Concern for shelter after China quake kills 617

YUSHU, China (Reuters) – China’s premier flew to the Tibetan plateau yesterday to oversee feverish rescue efforts after a strong earthquake, but crews held out little hope for residents trapped in freezing weather under the rubble of homes, schools and monasteries.

The death toll from Wednesday’s 6.9 magnitude quake climbed to 617. Nearly 10,000 were injured and Gyegu, the seat of Yushu country, was devastated.

Premier Wen Jiabao clambered up a tower of rubble from a crushed building and addressed a large group of the city’s shaken and hungry residents.

“As long as there is the slightest hope, we will make efforts that are 100-fold,” he told the crowd, speaking through a bullhorn in comments also translated into Tibetan.

“Your disaster is our disaster, your suffering is our suffering,” said Wen, who postponed his trip to Myanmar, Brunei and Indonesia for next week. President Hu Jintao cut short his visit to Latin America because of the earthquake.

Wen was not given the rapturous welcome that he often receives in predominantly Han Chinese regions. But after he spoke, the crowd, including Tibetan Buddhist monks, applauded.

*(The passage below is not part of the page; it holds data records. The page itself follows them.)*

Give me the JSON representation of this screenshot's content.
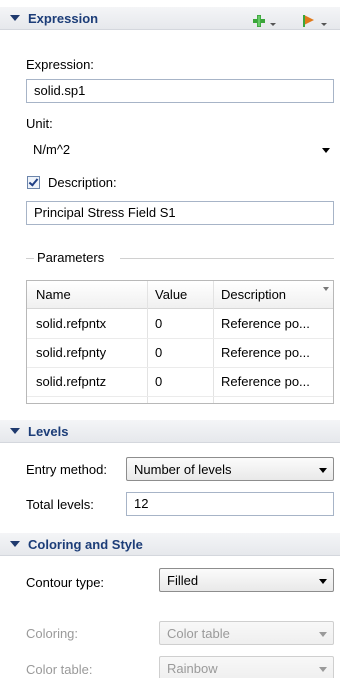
{
  "expression_section": {
    "title": "Expression",
    "expression_label": "Expression:",
    "expression_value": "solid.sp1",
    "unit_label": "Unit:",
    "unit_value": "N/m^2",
    "description_checked": true,
    "description_label": "Description:",
    "description_value": "Principal Stress Field S1",
    "parameters_label": "Parameters",
    "table": {
      "columns": [
        "Name",
        "Value",
        "Description"
      ],
      "rows": [
        [
          "solid.refpntx",
          "0",
          "Reference po..."
        ],
        [
          "solid.refpnty",
          "0",
          "Reference po..."
        ],
        [
          "solid.refpntz",
          "0",
          "Reference po..."
        ]
      ]
    }
  },
  "levels_section": {
    "title": "Levels",
    "entry_method_label": "Entry method:",
    "entry_method_value": "Number of levels",
    "total_levels_label": "Total levels:",
    "total_levels_value": "12"
  },
  "coloring_section": {
    "title": "Coloring and Style",
    "contour_type_label": "Contour type:",
    "contour_type_value": "Filled",
    "coloring_label": "Coloring:",
    "coloring_value": "Color table",
    "color_table_label": "Color table:",
    "color_table_value": "Rainbow"
  },
  "icons": {
    "add": "plus-icon",
    "replace": "flag-arrow-icon"
  },
  "colors": {
    "header_text": "#1c3d78",
    "add_icon": "#3aa53a",
    "replace_icon": "#e07a1a"
  }
}
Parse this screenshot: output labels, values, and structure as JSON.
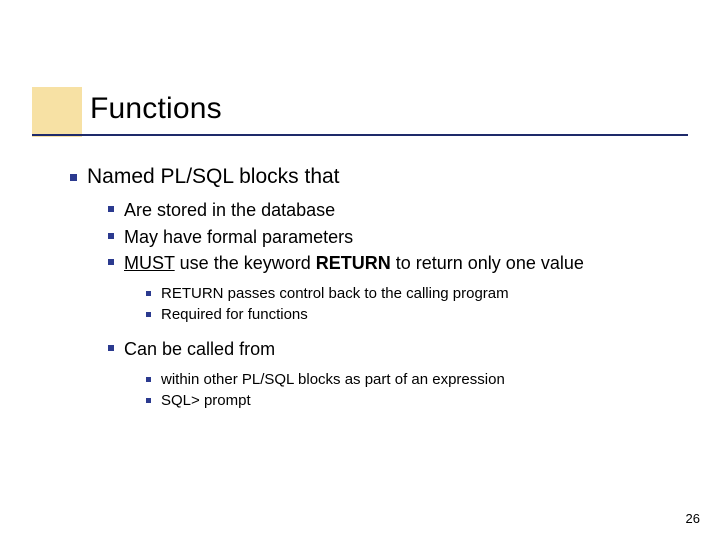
{
  "title": "Functions",
  "lvl1": {
    "a": "Named PL/SQL blocks that"
  },
  "lvl2": {
    "a": "Are stored in the database",
    "b": "May have formal parameters",
    "c_pre": "MUST",
    "c_mid": " use the keyword ",
    "c_bold": "RETURN",
    "c_post": " to return only one value",
    "d": "Can be called from"
  },
  "lvl3": {
    "a": "RETURN passes control back to the calling program",
    "b": "Required for functions",
    "c": "within other PL/SQL blocks as part of an expression",
    "d": "SQL> prompt"
  },
  "page": "26"
}
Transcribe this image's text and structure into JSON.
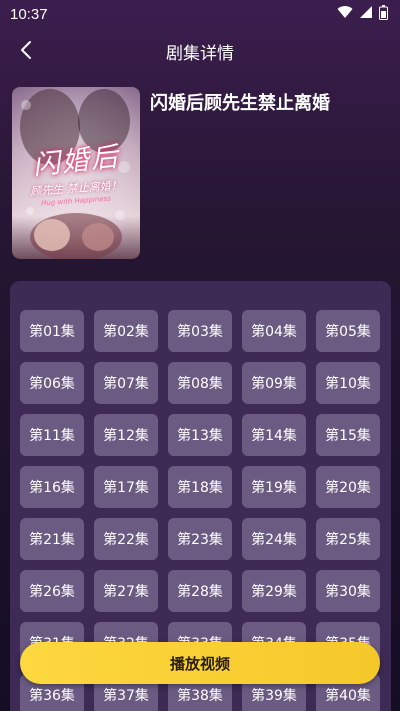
{
  "status_bar": {
    "time": "10:37"
  },
  "header": {
    "title": "剧集详情"
  },
  "drama": {
    "title": "闪婚后顾先生禁止离婚",
    "poster": {
      "title": "闪婚后",
      "subtitle": "顾先生 禁止离婚！",
      "english": "Hug with Happiness"
    }
  },
  "episodes": [
    "第01集",
    "第02集",
    "第03集",
    "第04集",
    "第05集",
    "第06集",
    "第07集",
    "第08集",
    "第09集",
    "第10集",
    "第11集",
    "第12集",
    "第13集",
    "第14集",
    "第15集",
    "第16集",
    "第17集",
    "第18集",
    "第19集",
    "第20集",
    "第21集",
    "第22集",
    "第23集",
    "第24集",
    "第25集",
    "第26集",
    "第27集",
    "第28集",
    "第29集",
    "第30集",
    "第31集",
    "第32集",
    "第33集",
    "第34集",
    "第35集",
    "第36集",
    "第37集",
    "第38集",
    "第39集",
    "第40集"
  ],
  "play_button": {
    "label": "播放视频"
  },
  "colors": {
    "accent": "#fdd83f",
    "panel": "#3d2a55",
    "episode_button": "#6b5b82"
  },
  "icons": {
    "back": "chevron-left-icon",
    "wifi": "wifi-icon",
    "signal": "signal-icon",
    "battery": "battery-icon"
  }
}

He shook hands with at least one monk. Many Chinese were deeply touched when he visited quake sites in Sichuan province following a tremor that killed 80,000 there in 2008 and personally encouraged rescuers and those trapped under the rubble, which earned him the nickname “Grandpa Wen”.

Rescuers this time struggled with the high altitude and chilly winds which whip the remote region at this time of year. Tents have sprung up around a statue of a warrior on a horse in Gyegu, home to most of the region’s 100,000 people. Monks dug with shovels as soldiers handed out rice and gruel to survivors.

When police handed out sachets of instant noodles at one tent camp, locals rushed with outstretched hands to grab the bags. “What we urgently need are tents, quilts, cotton-padded clothing and instant food,” Zou Ming, disaster relief director from the Civil Affairs Ministry, told reporters in Beijing. Tent supplies had been allocated but not yet fully shipped, he added.

“The main problem now is lack of transportation, and it will take time for them to arrive at the staging area.”

Nearly 1,000 people were seriously injured, the Xinhua news agency said, quoting a spokesman with the rescue headquarters in the ethnically Tibetan town. Hundreds remain unaccounted for.